Achievements are important and that is why we fight with great tenacity, but they are insufficient as long as we continue to live in a capitalist world. We need a socialist revolution to put an end to this murderous system, which uses the oppression that women suffer to divide us as a class and exploit us more, to pay us lower wages than men, that makes us the mass of unemployed who pressure to lower the labor conquests of the working class as a whole. Because capitalism also disregards the domestic and care tasks that it should guarantee collectively, placing them on the backs of poor women and workers.
The working class women at the front
In order to carry out a consistent fight against sexism, we can only trust in our own strength, in the struggle in the streets and in the solidarity and common struggle of the entire working class.
But in the struggle against sexism and oppression, we want and need the support of working men, because the sexism that oppresses, humiliates and over exploits women serves both to divide and weaken the class, and to increase the exploitation of all workers. Therefore, we are against any separatist perspective which gives up the battle to make men break with their own sexism and to join the struggle with us.
The fight for our rights has to be of the entire working class, so that our coworkers also stop reproducing sexism and that our organizations fight back this scourge within the working class so that we have a place in the common struggle. The fight is not separate but a joint one against sexism within our class. There is no way out to end oppression without tearing down this capitalist system that oppresses and destroys us.
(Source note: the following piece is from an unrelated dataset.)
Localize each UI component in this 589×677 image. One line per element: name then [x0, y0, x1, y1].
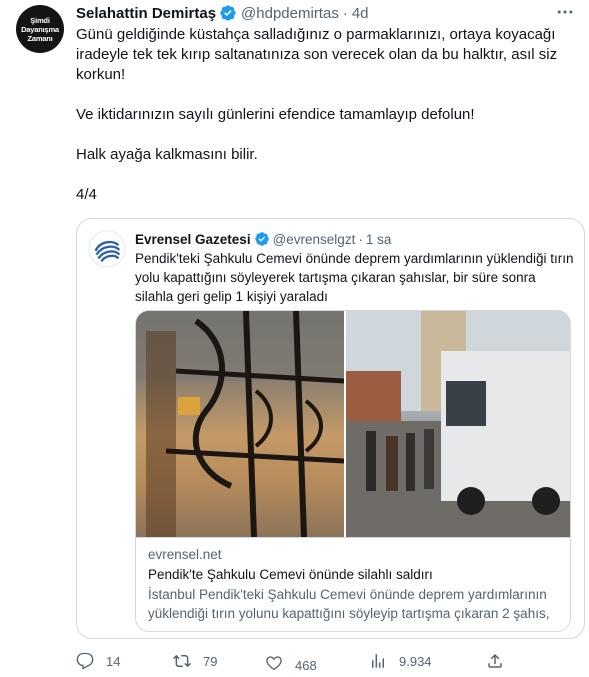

Ukrainian women are showing signs of courage and heroism. Although the Zelensky government directed them to leave the country, many chose to stay and even return to take up arms and fight back Russian soldiers. We have seen them preparing Molotov cocktails and getting ready for combat, as well as Russian women mobilizing in their own country against the invasion. The criminality of a war situation also hits women with more pain, and that is why this March 8 it is necessary to take to the streets for the defeat of Putin and his invasion.
In this IWD we choose to fight, with the working class women at the forefront, calling on the entire working class and the oppressed of the world to fight alongside us, to embrace women’s demands and join the struggle for a socialist world.
For a militant March 8!
For the defeat of the Russian military invasion of Ukraine!
Working class unity against sexism and capitalism!